Chapter 6 Linear Inequalities Exercise 6.1 Class 11 Maths NCERT Solutions that will be beneficial in understanding the basic concepts of the chapter. NCERT Solutions for Class 11 Maths provided here are free and accurate that can be helpful in solving your doubts and completing your homework on time. 1. Solve 24x < 100, when
(i) x is a natural number.
(ii) x is an integer.

We are given:
24x < 100
or 24x/24 < 100/24  or x< 100/24
(i) When x is natural number, the following values of x make the statement true
x = 1, 2, 3, 4.
The solution set = {1, 2, 3, 4}

(ii) When x is an integer, in this case the solutions of the given inequality are ......,
– 3, –2, –1, 0, 1, 2, 3, 4.
The solution set of the inequality is
{...., –3, –2, –1, 0, 1, 2, 3, 4}.

2. Solve –12x > 30, when
(i) x is a natural number
(ii) x is an integer.

–12x > 30, dividing by – 12 => x < -(30/12) = -5/2
(i) This inequality is not true for any natural number
(ii) Integers that satisfy this inequality are {........–5, –4, –3}

3. Solve 5x – 3 < 7, when
(i) x is an integer
(ii) x is a real number

5x – 3 < 7
Transposing 3 to R.H.S
5x < 7 + 3 or 5x < 10 (i) When x is an integer x = 1 satisfies this inequality solution set is {...., –2, –1, 0, 1}.
(ii) When x is real, the solution is (–∞, 2)

4. Solve 3x + 8 > 2, when
(i) x is an integer
(ii) x is a real number

Inequality is 3x + 8 > 2
Transposing 8 to RHS 3x > 2 – 8 = –6
Dividing by 3, x > –2
(i) When x is an integer the solution is {–1, 0, 1, 2, 3, ........}
(ii) When x is real, the solution is (–2, ∞).

5. Solve the following inequality for real x:
4x + 3 < 6 + 7

4x + 3 < 6x + 7
=>  4x + 3 – 3 < 6x + 7 – 3 => 4x < 6x + 4
=> 4x – 6x < 6x – 6x + 4 => – 2x < 4
=> -2x/-2 > 4/-2 =>  x > – 2
Solution set = (–2, ∞)

6. Solve the following inequality for real
x: 3x – 7 > 5x – 1

3x – 7 > 5x – 1
=>  3x – 7 + 7 > 5x – 1 + 7
=>  3x > 5x + 6
=> 3x – 5x > 5x – 5x + 6
=>  – 2x > 6
=>  -2x/-2 < 6/-2
=> x < - 3
Solution set = (– ∞, – 3)

7. Solve the inequality 3(x – 1) ≤ 2(x – 3) for real x.
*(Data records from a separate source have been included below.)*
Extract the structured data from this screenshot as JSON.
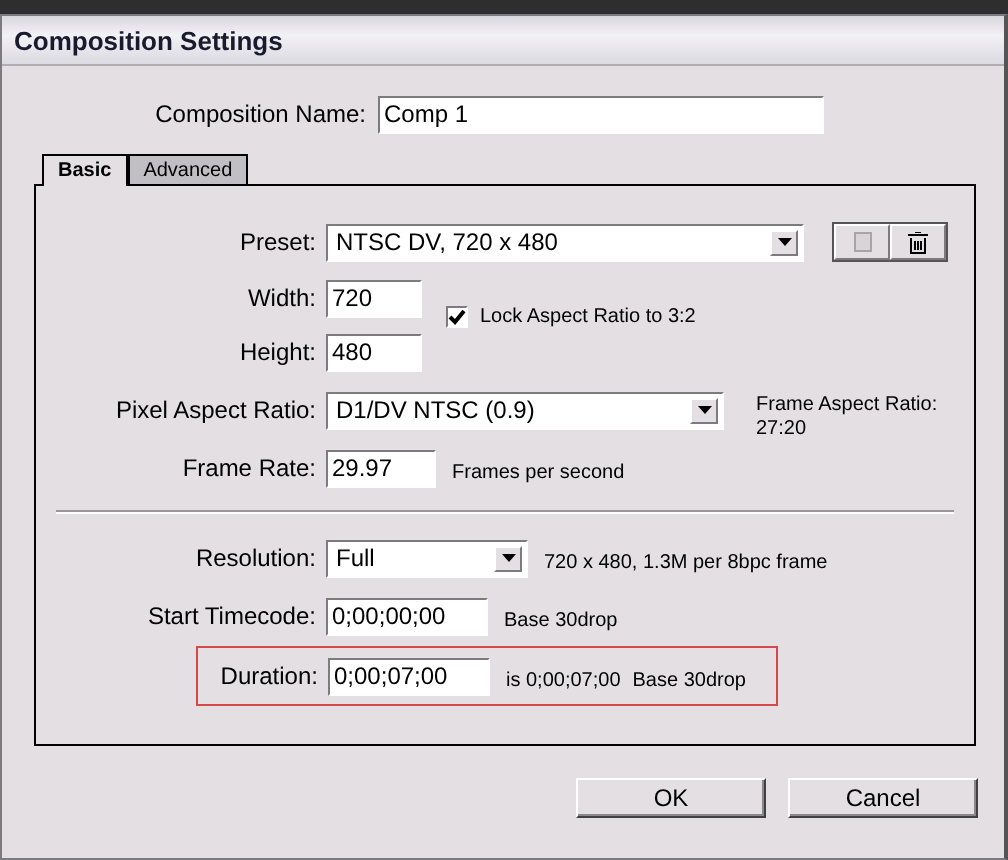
{
  "window": {
    "title": "Composition Settings"
  },
  "composition_name": {
    "label": "Composition Name:",
    "value": "Comp 1"
  },
  "tabs": [
    {
      "label": "Basic",
      "selected": true
    },
    {
      "label": "Advanced",
      "selected": false
    }
  ],
  "preset": {
    "label": "Preset:",
    "value": "NTSC DV, 720 x 480"
  },
  "width": {
    "label": "Width:",
    "value": "720"
  },
  "height": {
    "label": "Height:",
    "value": "480"
  },
  "lock_aspect": {
    "label": "Lock Aspect Ratio to 3:2",
    "checked": true
  },
  "pixel_aspect": {
    "label": "Pixel Aspect Ratio:",
    "value": "D1/DV NTSC (0.9)"
  },
  "frame_aspect": {
    "label": "Frame Aspect Ratio:",
    "value": "27:20"
  },
  "frame_rate": {
    "label": "Frame Rate:",
    "value": "29.97",
    "unit": "Frames per second"
  },
  "resolution": {
    "label": "Resolution:",
    "value": "Full",
    "info": "720 x 480, 1.3M per 8bpc frame"
  },
  "start_timecode": {
    "label": "Start Timecode:",
    "value": "0;00;00;00",
    "info": "Base 30drop"
  },
  "duration": {
    "label": "Duration:",
    "value": "0;00;07;00",
    "equivalent": "is 0;00;07;00",
    "info": "Base 30drop",
    "highlighted": true
  },
  "buttons": [
    "OK",
    "Cancel"
  ]
}
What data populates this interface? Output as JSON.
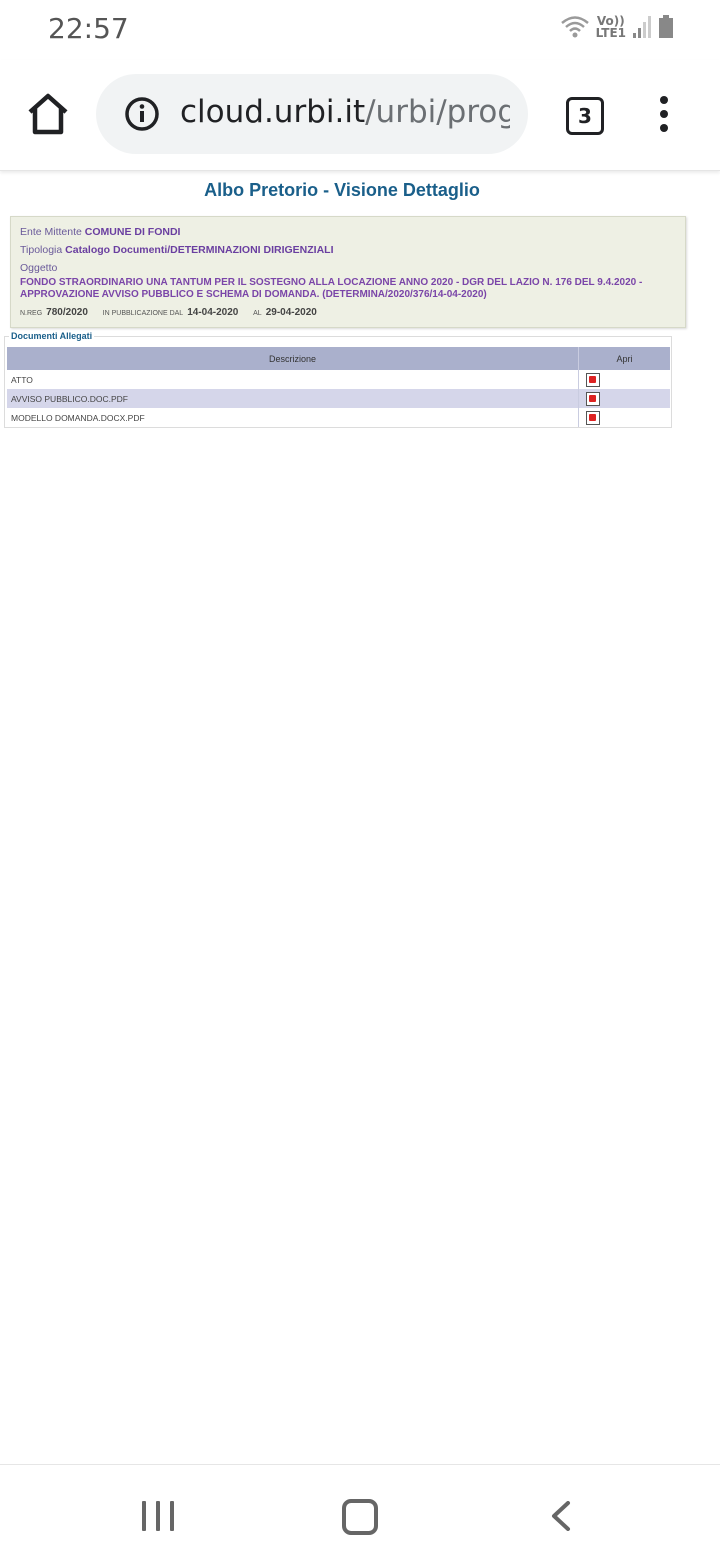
{
  "status_bar": {
    "time": "22:57",
    "network_top": "Vo))",
    "network_bottom": "LTE1"
  },
  "browser": {
    "url_host": "cloud.urbi.it",
    "url_path": "/urbi/progs",
    "tab_count": "3"
  },
  "page": {
    "title": "Albo Pretorio - Visione Dettaglio",
    "ente_label": "Ente Mittente",
    "ente_value": "COMUNE DI FONDI",
    "tipologia_label": "Tipologia",
    "tipologia_value": "Catalogo Documenti/DETERMINAZIONI DIRIGENZIALI",
    "oggetto_label": "Oggetto",
    "oggetto_value": "FONDO STRAORDINARIO UNA TANTUM PER IL SOSTEGNO ALLA LOCAZIONE ANNO 2020 - DGR DEL LAZIO N. 176 DEL 9.4.2020 - APPROVAZIONE AVVISO PUBBLICO E SCHEMA DI DOMANDA. (DETERMINA/2020/376/14-04-2020)",
    "nreg_label": "N.REG",
    "nreg_value": "780/2020",
    "pub_label": "IN PUBBLICAZIONE DAL",
    "pub_from": "14-04-2020",
    "al_label": "AL",
    "pub_to": "29-04-2020"
  },
  "documents": {
    "legend": "Documenti Allegati",
    "col_desc": "Descrizione",
    "col_open": "Apri",
    "rows": [
      {
        "name": "ATTO"
      },
      {
        "name": "AVVISO PUBBLICO.DOC.PDF"
      },
      {
        "name": "MODELLO DOMANDA.DOCX.PDF"
      }
    ]
  },
  "colors": {
    "title": "#1a5f8a",
    "box_bg": "#eef0e4",
    "header_bg": "#aab0cc",
    "alt_row": "#d5d6ea"
  }
}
The inequality is 3(x - 1) ≤ 2(x - 3)
=> 3x – 3 ≤ 2x – 6
Transposing 2x to L.H.S and –3 to RHS
=> 3x – 2x ≤ -6 + 3 => x ≤ -3
The solution is (–∞, –3]

8. Solve the inequality 3(2 – x) ≥ 2(1 – x) for real x.

The inequality is
3(2 – x) ≥ 2 (1 – x)
Simplifying
6 – 3x ≥ 2 – 2x
Transposing – 2x to L.H.S. and 6 to R.H.S.
– 3x + 2x ≥ 2 – 6
or – x ≥ – 4
Multiplying by – 1
x ≤ 4
The solution is (– ∞, 4]

9. Solve the inequality x + x/2 + x/3 < 11 for real x

The inequality is
x + x/2 + x/3 < 11
Simplifying
(6x + 3x + 2x)/6  < 11          or 11x/6  < 11
Dividing both sides by 6/11
x < 6
∴ The solution is (– ∞, 6)

10. Solve the inequality x/3 > x/2 + 1 for real x.
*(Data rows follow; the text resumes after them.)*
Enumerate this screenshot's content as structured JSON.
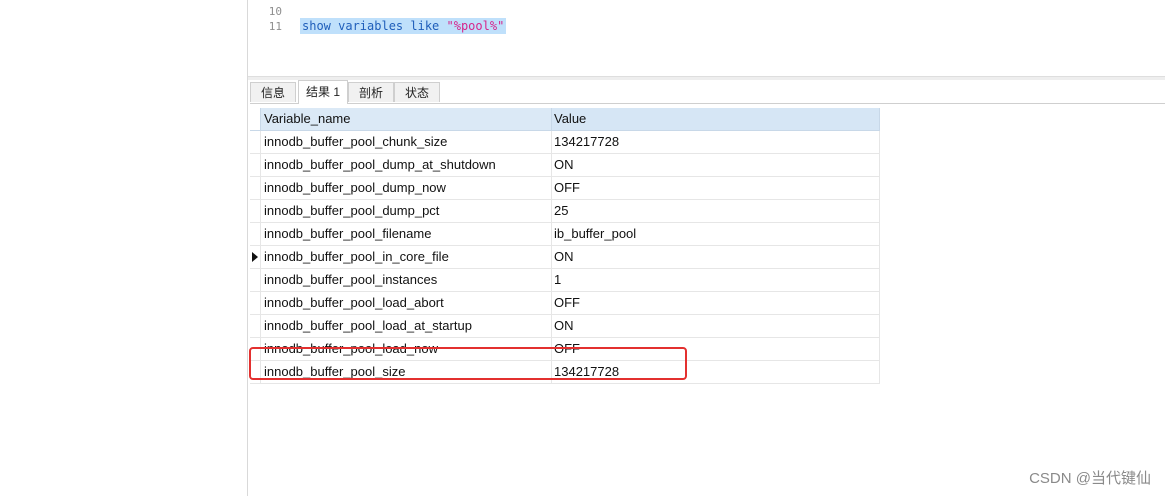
{
  "editor": {
    "line_numbers": [
      "10",
      "11"
    ],
    "query": {
      "keyword_part": "show variables like ",
      "string_part": "\"%pool%\""
    }
  },
  "tabs": [
    {
      "label": "信息",
      "active": false
    },
    {
      "label": "结果 1",
      "active": true
    },
    {
      "label": "剖析",
      "active": false
    },
    {
      "label": "状态",
      "active": false
    }
  ],
  "grid": {
    "columns": [
      "Variable_name",
      "Value"
    ],
    "current_row_index": 5,
    "highlighted_row_index": 10,
    "rows": [
      {
        "name": "innodb_buffer_pool_chunk_size",
        "value": "134217728"
      },
      {
        "name": "innodb_buffer_pool_dump_at_shutdown",
        "value": "ON"
      },
      {
        "name": "innodb_buffer_pool_dump_now",
        "value": "OFF"
      },
      {
        "name": "innodb_buffer_pool_dump_pct",
        "value": "25"
      },
      {
        "name": "innodb_buffer_pool_filename",
        "value": "ib_buffer_pool"
      },
      {
        "name": "innodb_buffer_pool_in_core_file",
        "value": "ON"
      },
      {
        "name": "innodb_buffer_pool_instances",
        "value": "1"
      },
      {
        "name": "innodb_buffer_pool_load_abort",
        "value": "OFF"
      },
      {
        "name": "innodb_buffer_pool_load_at_startup",
        "value": "ON"
      },
      {
        "name": "innodb_buffer_pool_load_now",
        "value": "OFF"
      },
      {
        "name": "innodb_buffer_pool_size",
        "value": "134217728"
      }
    ]
  },
  "colors": {
    "highlight_box": "#e3302f",
    "selection": "#bfe0fb",
    "keyword": "#1f5eba",
    "string": "#d6258b"
  },
  "watermark": "CSDN @当代键仙"
}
The inequality x/3 > x/2 + 1
Transposing x/2  to LHS.
Simplifying, x/3 – x/2 > 1 => (2x – 3x)/6  >  1
Or –x/6  > 1
Multiply by –6, x < –6
∴ The solution is (–∞, –6)

11. Solve the inequality (3(x - 2))/5 ≤ (5(2 - x))/3 for real x.

The inequality is
(3(x - 2))/5 ≤ (5(2 - x))/3
Multiply both sides by L.C.M. of 5, 3 i.e., by 15
3 × 3 (x – 2) ≤ 5 × 5 (2 – x)
or 9(x – 2) ≤ 25 (2 – x)
Simplifying
9x – 18 ≤ 50 – 25x
Transposing – 25x to L.H.S. and – 18 to R.H.S
∴ 9x + 25x ≤ 50 + 18
or 34x ≤ 68
Dividing by 34.
x ≤ 2
∴ Solution is (– ∞, 2]

12. Solve the inequality
1/2 (3x/5 + 4)  ≥ 1/3 (x - 6) for real x.

The inequality is
1/2 (3x/5 + 4)  ≥ 1/3 (x - 6)
=> 1/2((3x + 20)/5) ≥ 1/3(x - 6)
Multiplying both sides by 30
3(3x + 20) ≥ 10(x - 6)
=> 9x + 60 ≥ 10x - 60
Transposing 10x to LHS and 60 to RHS
∴ 9x - 10x ≥ -60 - 60 => -x ≥ - 120
Multiplying by –1, x ≤ 120
∴ The solution is (–∞, 120]

13. Solve the inequality 2(2x + 3) – 10 < 6 (x – 2) for real x.

The inequality is
2(2x + 3) – 10 < 6 (x – 2)
Simplifying.
4x + 6 – 10 < 6x – 12
or 4x – 4 < 6x – 12
Transposing 6x to L.H.S. and – 4 to R.H.S.
∴ 4x – 6x < – 12 + 4
or – 2x < – 8
Dividing by – 2
x > 4
∴ The solution is (4, ∞)

14. Solve the inequality
37 - (3x + 5) ≥ 9x - 8(x - 3) for real x.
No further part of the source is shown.